Term deposits are protected by the government guarantee on amounts up to $250,000 with any one Approved Deposit-taking Institution (ADI) and as such are the safest investment you can make.

Depending on the bond type, they can be classed as senior secured or unsecured, or subordinated debt, which places them high up in a bank/ corporate capital structure. Simply this ensures bond investors are prioritised over equity or hybrid investors if the issuer becomes insolvent.

As a result, there is a strong degree of certainty investors will receive the bond face value back at the maturity date. If a bond issue carries a higher risk of running into financial difficulties, investors should expect a higher “coupon” or “rate of return”.

When comparing hybrids with bonds, risk and payment rank need to be taken into account. This is why many investors place hybrids into the equities bucket, as hybrids can convert into equity if APRA believes a bank is underperforming.

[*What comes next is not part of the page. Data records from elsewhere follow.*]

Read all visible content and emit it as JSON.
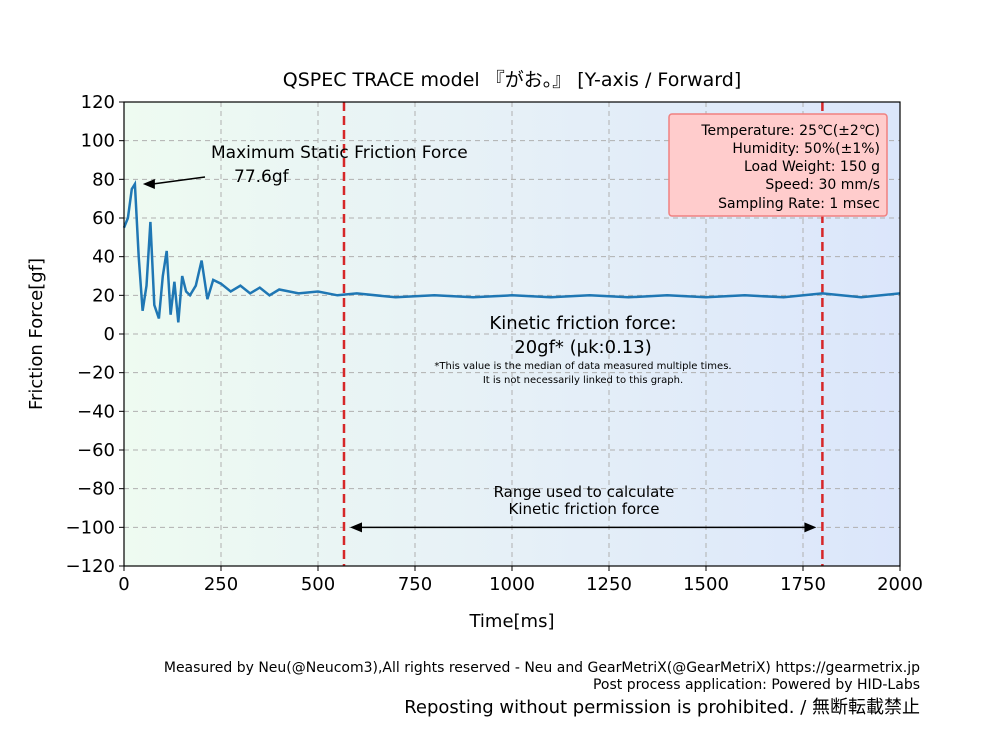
{
  "chart_data": {
    "type": "line",
    "title": "QSPEC TRACE model 『がお。』 [Y-axis / Forward]",
    "xlabel": "Time[ms]",
    "ylabel": "Friction Force[gf]",
    "xlim": [
      0,
      2000
    ],
    "ylim": [
      -120,
      120
    ],
    "xticks": [
      0,
      250,
      500,
      750,
      1000,
      1250,
      1500,
      1750,
      2000
    ],
    "yticks": [
      -120,
      -100,
      -80,
      -60,
      -40,
      -20,
      0,
      20,
      40,
      60,
      80,
      100,
      120
    ],
    "grid": true,
    "series": [
      {
        "color": "#1f77b4",
        "x": [
          0,
          10,
          20,
          28,
          38,
          48,
          58,
          68,
          78,
          90,
          100,
          110,
          120,
          130,
          140,
          150,
          160,
          170,
          185,
          200,
          215,
          230,
          250,
          275,
          300,
          325,
          350,
          375,
          400,
          450,
          500,
          550,
          600,
          700,
          800,
          900,
          1000,
          1100,
          1200,
          1300,
          1400,
          1500,
          1600,
          1700,
          1800,
          1900,
          2000
        ],
        "y": [
          55,
          60,
          75,
          77.6,
          40,
          12,
          25,
          58,
          15,
          8,
          30,
          43,
          10,
          27,
          6,
          30,
          22,
          20,
          25,
          38,
          18,
          28,
          26,
          22,
          25,
          21,
          24,
          20,
          23,
          21,
          22,
          20,
          21,
          19,
          20,
          19,
          20,
          19,
          20,
          19,
          20,
          19,
          20,
          19,
          21,
          19,
          21
        ]
      }
    ],
    "vlines": [
      567,
      1800
    ],
    "annotations": {
      "static_label": "Maximum Static Friction Force",
      "static_value": "77.6gf",
      "static_point": [
        28,
        77.6
      ],
      "kinetic_label": "Kinetic friction force:",
      "kinetic_value": "20gf* (μk:0.13)",
      "kinetic_note_1": "*This value is the median of data measured multiple times.",
      "kinetic_note_2": "It is not necessarily linked to this graph.",
      "range_label_1": "Range used to calculate",
      "range_label_2": "Kinetic friction force",
      "range_arrow": [
        567,
        1800,
        -100
      ]
    },
    "info_box": [
      "Temperature: 25℃(±2℃)",
      "Humidity: 50%(±1%)",
      "Load Weight: 150 g",
      "Speed: 30 mm/s",
      "Sampling Rate: 1 msec"
    ]
  },
  "footer": {
    "line1": "Measured by Neu(@Neucom3),All rights reserved - Neu and GearMetriX(@GearMetriX) https://gearmetrix.jp",
    "line2": "Post process application: Powered by HID-Labs",
    "line3": "Reposting without permission is prohibited. / 無断転載禁止"
  },
  "colors": {
    "series": "#1f77b4",
    "vline": "#d62728",
    "info_box_bg": "#ffcccc",
    "info_box_border": "#f08080"
  }
}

Once invested in a term deposit,capital is locked away for a fixed period.  If the investor wants to access funds early there’s usually a 31day notice period, maybe a fee payable and loss of interest – however the capital is never placed at risk.

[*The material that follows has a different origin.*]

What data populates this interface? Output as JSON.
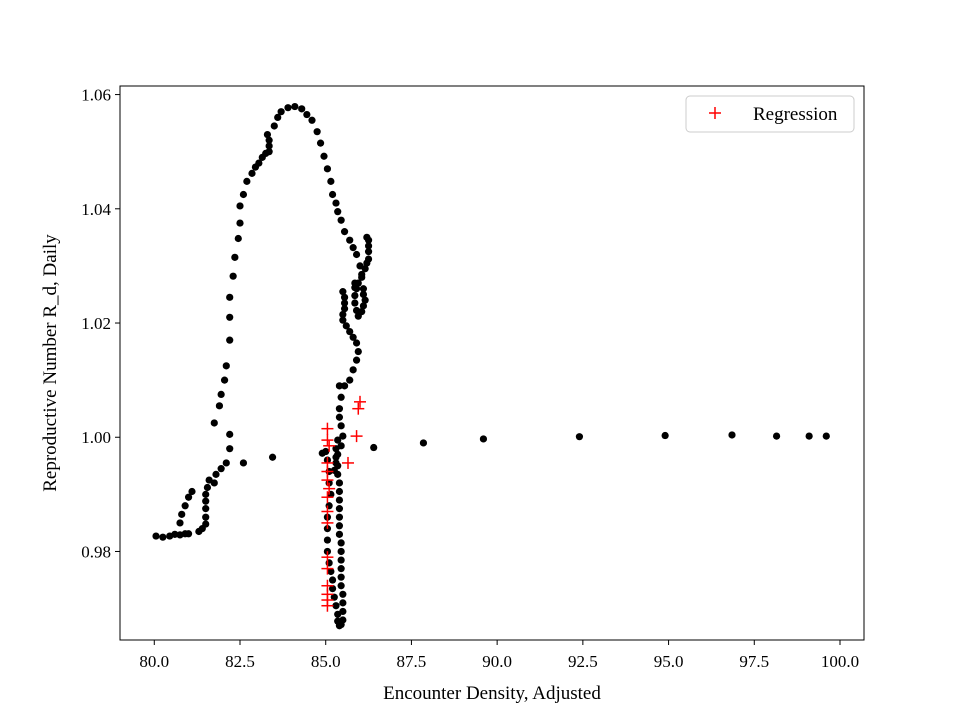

Bonds are liquid and, similar to equities, are bought and sold at the market price.  When interest rates are low or falling, a fixed coupon bond value may increase on the secondary market – with the cost of trading lower.Conversely if interest rates are rising, a fixed coupon bond value may decrease on the secondary market with the subsequent change to trading costs.  Floating rate notes (FRN) which maintain a margin over a benchmark may provide a solution in times of interest rate volatility.

In general, newly issued bonds offer greater potential for price appreciation and better liquidity.


Investors may view term deposit choice limited to ADI and interest rate.  With bonds, investing is through a wider range of issuers– from local corporations to international conglomerates – resulting in a greater investment universe than ASX-listed debt securities. 

In general, when equities underperform, bonds outperform – basically when markets are unpredictable bonds appear more attractive to investors. In fact, corporate bonds and Australian equities often move in opposite directions. Therefore,investing in bonds may also assist to mitigate risks in an equities portfolio.

Further, of the two main bond types – fixed rate and floating rate - credit quality varies widely, so prospective bond investors should consider focusing on total portfolio risk through a diversified strategy and investors could potentially achieve higher overall returns.

However, following the GFC, ASIC has prevented disclosure of credit ratings to retail investors thereby reducing the knowledge of, and investment in bonds as an important slice in a diversified portfolio (1). Financial advisers are likely to have access to credit ratings, so can provide this added value to their clients with opportunities for investment.

While bonds are issued as fixed rate and floating-rate notes, some investors may choose to diversify their bond portfolio to include a mix of both.  Also available are bonds where the floating rate coupon is based on variable interest linked to a benchmark or the Bank Bill Swap Rate (BBSW).The BBSW can be described at the short term money market benchmark interest rate and is available daily from the ASX.  It provides reference interest rates for the pricing and revaluation of derivatives and securities such as floating rate notes.

Both bonds and term deposits provide control over the length of the term such that bond maturity dates or deposit terms can release capital at specified times to link to investment goals/ liabilities.


Bonds can sometimes be restrictive in that they can only be issued to wholesale investorsie those who satisfy specific financial criteria as certified by an Accountant.

A Strategy Consideration

Both term deposits and bonds offer a solution for investors searching for capital security and reliability of income. Investors with shorter time frames of less than 12 months, term deposits are a low maintenance, risk-free way for a fair return on investments.  And whilst term deposits are available for terms up to 5 years, those with longer investing time horizons may also consider bonds within a diversified investment portfolio to offer higher yields and significantly lower volatility than equities.